Was horse care on the brink of becoming the new media studies in terms of sneered-upon qualifications? Could fish husbandry pave the way to £9,000 worth of tuition-fee debt in a subject that nobody has ever heard of?
It's a slippery slope. If teachers are telling their pupils these subjects are going to get them into university to study physics, or history of art, while gleefully thinking of that performance-based bonus, we have a problem.
Vocational subjects were meant to be the answer to students who didn't show a great deal of interest in academia. Now it is expected that schools will drop these qualifications so that they can keep up appearances in the league tables.
I know that vocational subjects keep children in school who might otherwise give up on education completely. I think they work well a few years later, instead of A levels, for those with a clear idea of what job they want. But, when I last checked, most people who liked horses when they were 14 didn't go into an equestrian-focused career.
Children shouldn't have to specialise so young. Choosing between history and geography is not quite the same as choosing between history and nail technology services. As alluring as learning how to look after a horse might be, I fail to see why why a 14-year-old child should have to commit to caring for horses until kingdom come.
They will study vocational courses alongside traditional subjects, but I don't think universities are about to put horse care as a required subject for anything other than advanced horse care. We need to be encouraging kids to persevere, to go to university and study what they want to study, not just what is likely to get them a job.

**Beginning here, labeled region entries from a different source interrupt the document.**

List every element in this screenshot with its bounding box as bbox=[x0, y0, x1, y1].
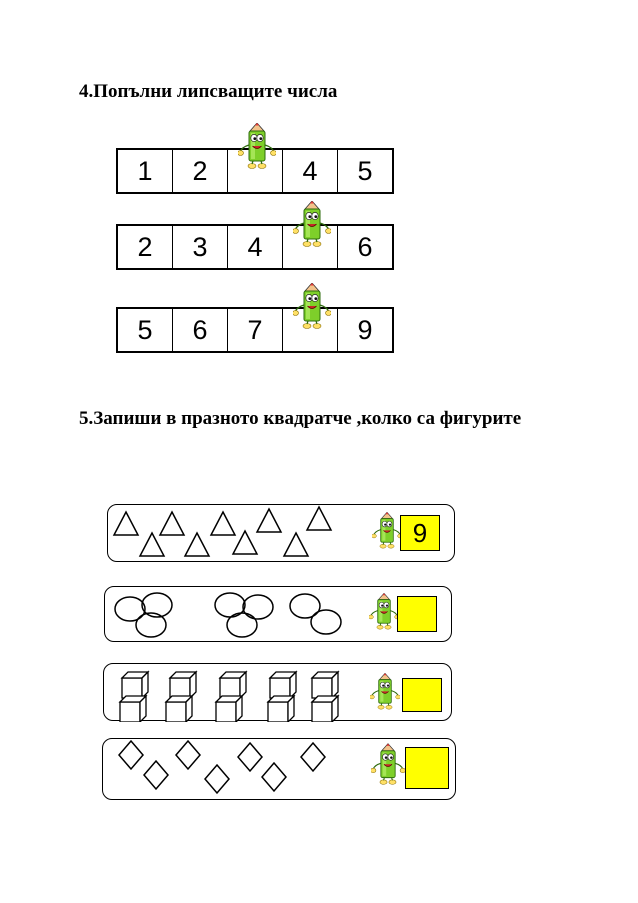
triangle-icon bbox=[211, 512, 235, 535]
circle-icon bbox=[290, 594, 320, 618]
cube-icon bbox=[312, 696, 338, 722]
circle-count-box bbox=[104, 586, 452, 642]
cube-icon bbox=[216, 696, 242, 722]
triangle-icon bbox=[114, 512, 138, 535]
diamond-icon bbox=[205, 765, 229, 793]
circle-icon bbox=[227, 613, 257, 637]
pencil-mascot-icon bbox=[293, 201, 331, 251]
number-cell: 5 bbox=[118, 309, 173, 351]
diamond-icon bbox=[301, 743, 325, 771]
diamond-count-box bbox=[102, 738, 456, 800]
pencil-mascot-icon bbox=[372, 512, 402, 552]
cube-icon bbox=[270, 672, 296, 698]
answer-box[interactable] bbox=[402, 678, 442, 712]
number-row-3 bbox=[116, 307, 394, 353]
number-cell: 6 bbox=[357, 231, 373, 262]
pencil-mascot-icon bbox=[238, 123, 276, 173]
number-cell: 5 bbox=[357, 155, 373, 186]
diamond-icon bbox=[176, 741, 200, 769]
number-cell: 4 bbox=[228, 226, 283, 268]
section-5-heading: 5.Запиши в празното квадратче ,колко са фигурите bbox=[79, 408, 522, 429]
pencil-mascot-icon bbox=[371, 743, 405, 789]
cube-shapes bbox=[104, 664, 453, 722]
diamond-icon bbox=[262, 763, 286, 791]
cube-icon bbox=[170, 672, 196, 698]
cube-count-box bbox=[103, 663, 452, 721]
diamond-icon bbox=[238, 743, 262, 771]
cube-icon bbox=[120, 696, 146, 722]
cube-icon bbox=[122, 672, 148, 698]
triangle-count-box bbox=[107, 504, 455, 562]
circle-icon bbox=[115, 597, 145, 621]
pencil-mascot-icon bbox=[370, 673, 400, 713]
diamond-icon bbox=[144, 761, 168, 789]
triangle-icon bbox=[257, 509, 281, 532]
answer-box[interactable] bbox=[397, 596, 437, 632]
number-cell: 2 bbox=[118, 226, 173, 268]
number-cell: 3 bbox=[173, 226, 228, 268]
circle-icon bbox=[243, 595, 273, 619]
triangle-icon bbox=[233, 531, 257, 554]
number-cell: 7 bbox=[228, 309, 283, 351]
number-cell: 1 bbox=[118, 150, 173, 192]
cube-icon bbox=[268, 696, 294, 722]
cube-icon bbox=[220, 672, 246, 698]
number-cell: 4 bbox=[283, 150, 338, 192]
answer-box[interactable] bbox=[405, 747, 449, 789]
triangle-icon bbox=[307, 507, 331, 530]
diamond-icon bbox=[119, 741, 143, 769]
cube-icon bbox=[166, 696, 192, 722]
number-cell: 6 bbox=[173, 309, 228, 351]
pencil-mascot-icon bbox=[369, 593, 399, 633]
section-4-heading: 4.Попълни липсващите числа bbox=[79, 81, 338, 102]
triangle-icon bbox=[160, 512, 184, 535]
triangle-icon bbox=[185, 533, 209, 556]
triangle-icon bbox=[284, 533, 308, 556]
cube-icon bbox=[312, 672, 338, 698]
number-row-2 bbox=[116, 224, 394, 270]
answer-box[interactable]: 9 bbox=[400, 515, 440, 551]
pencil-mascot-icon bbox=[293, 283, 331, 333]
number-cell: 2 bbox=[173, 150, 228, 192]
triangle-icon bbox=[140, 533, 164, 556]
circle-icon bbox=[311, 610, 341, 634]
number-cell: 9 bbox=[357, 314, 373, 345]
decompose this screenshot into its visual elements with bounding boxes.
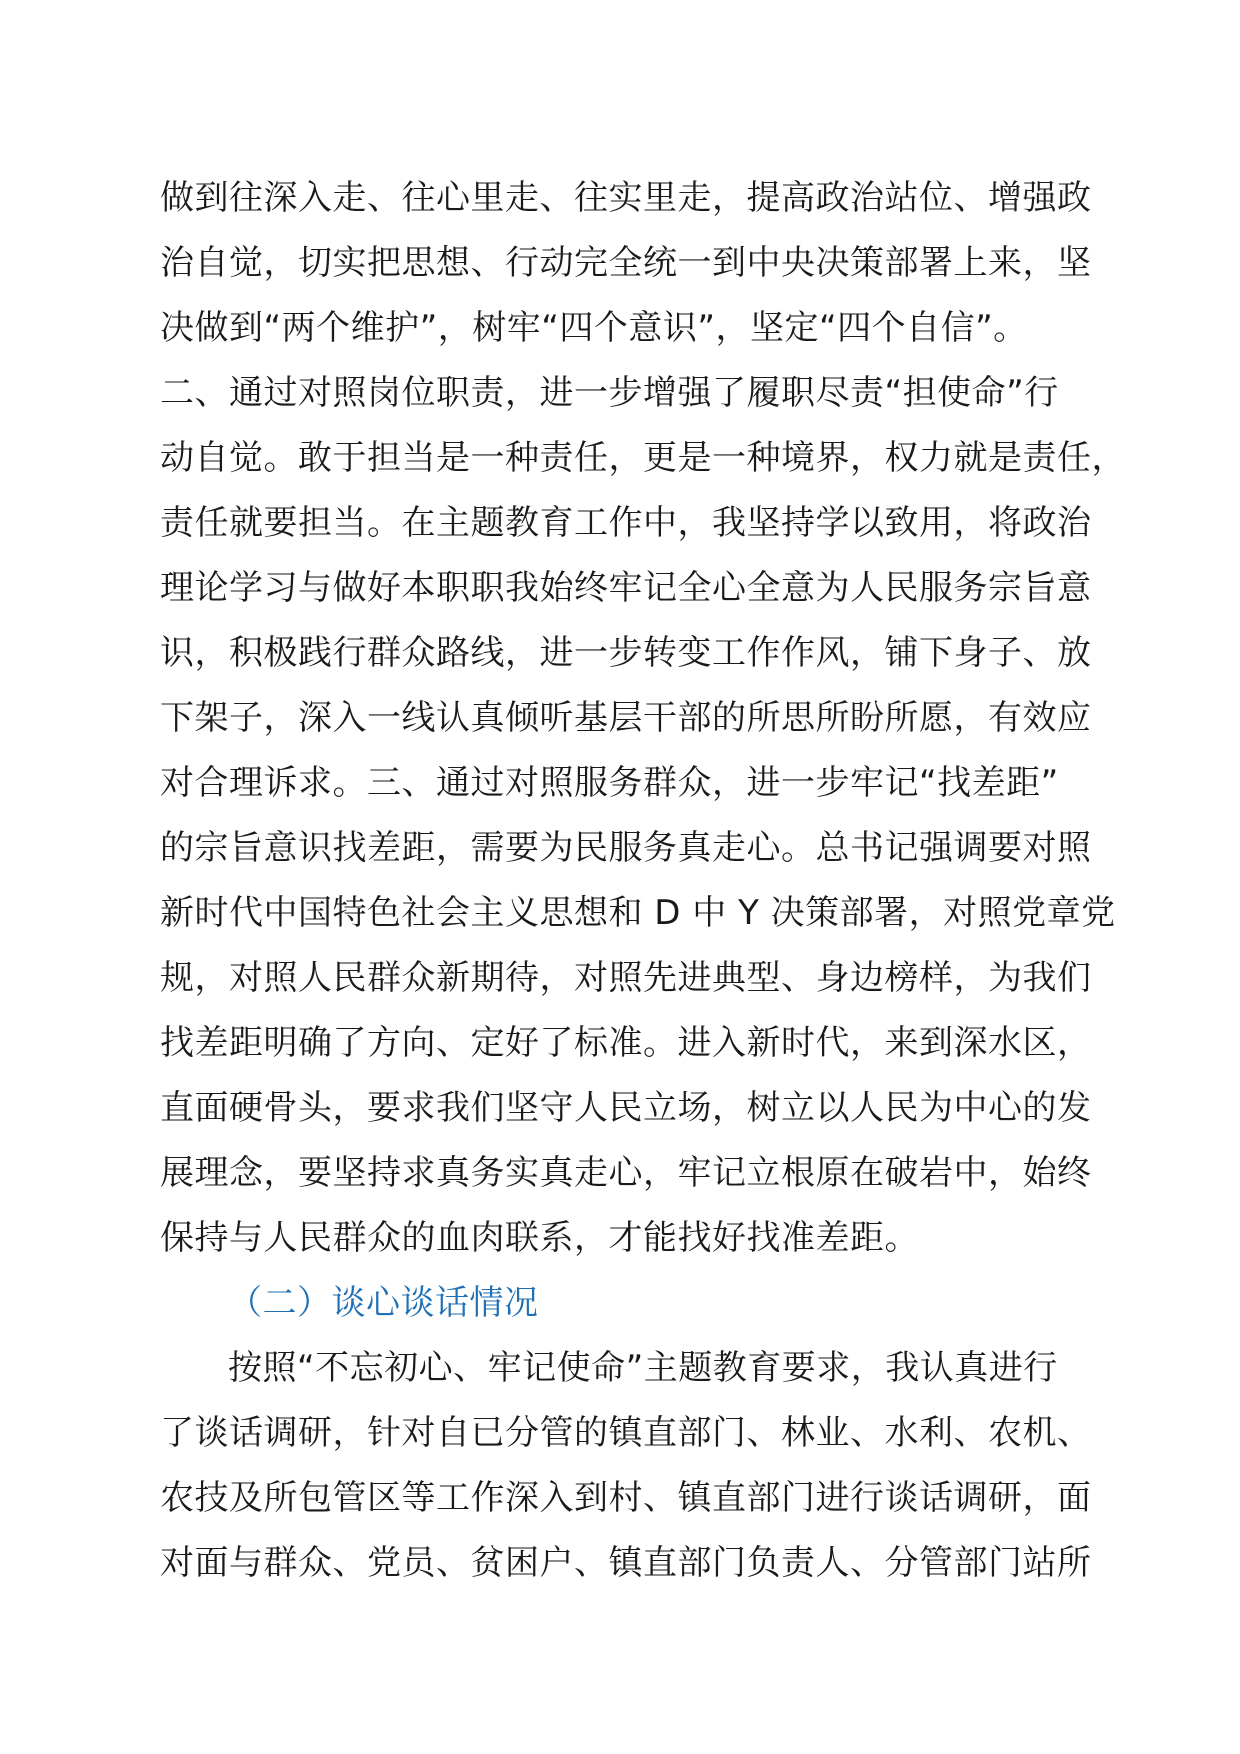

Children should be learning for learning's sake. Lessons I would rather have avoided when I was younger are the reason I will always remember my eight times table, and why I'm interested in art, and history. For my 14th birthday, I asked for a new riding hat, not a new protractor; given the chance to take a horse course, I would probably have jumped at it. But children shouldn't be encouraged to turn their hobbies into career plans, their fleeting fancies into 10-year goals; they should be worrying about who Anne Boleyn was, and how to make pie charts.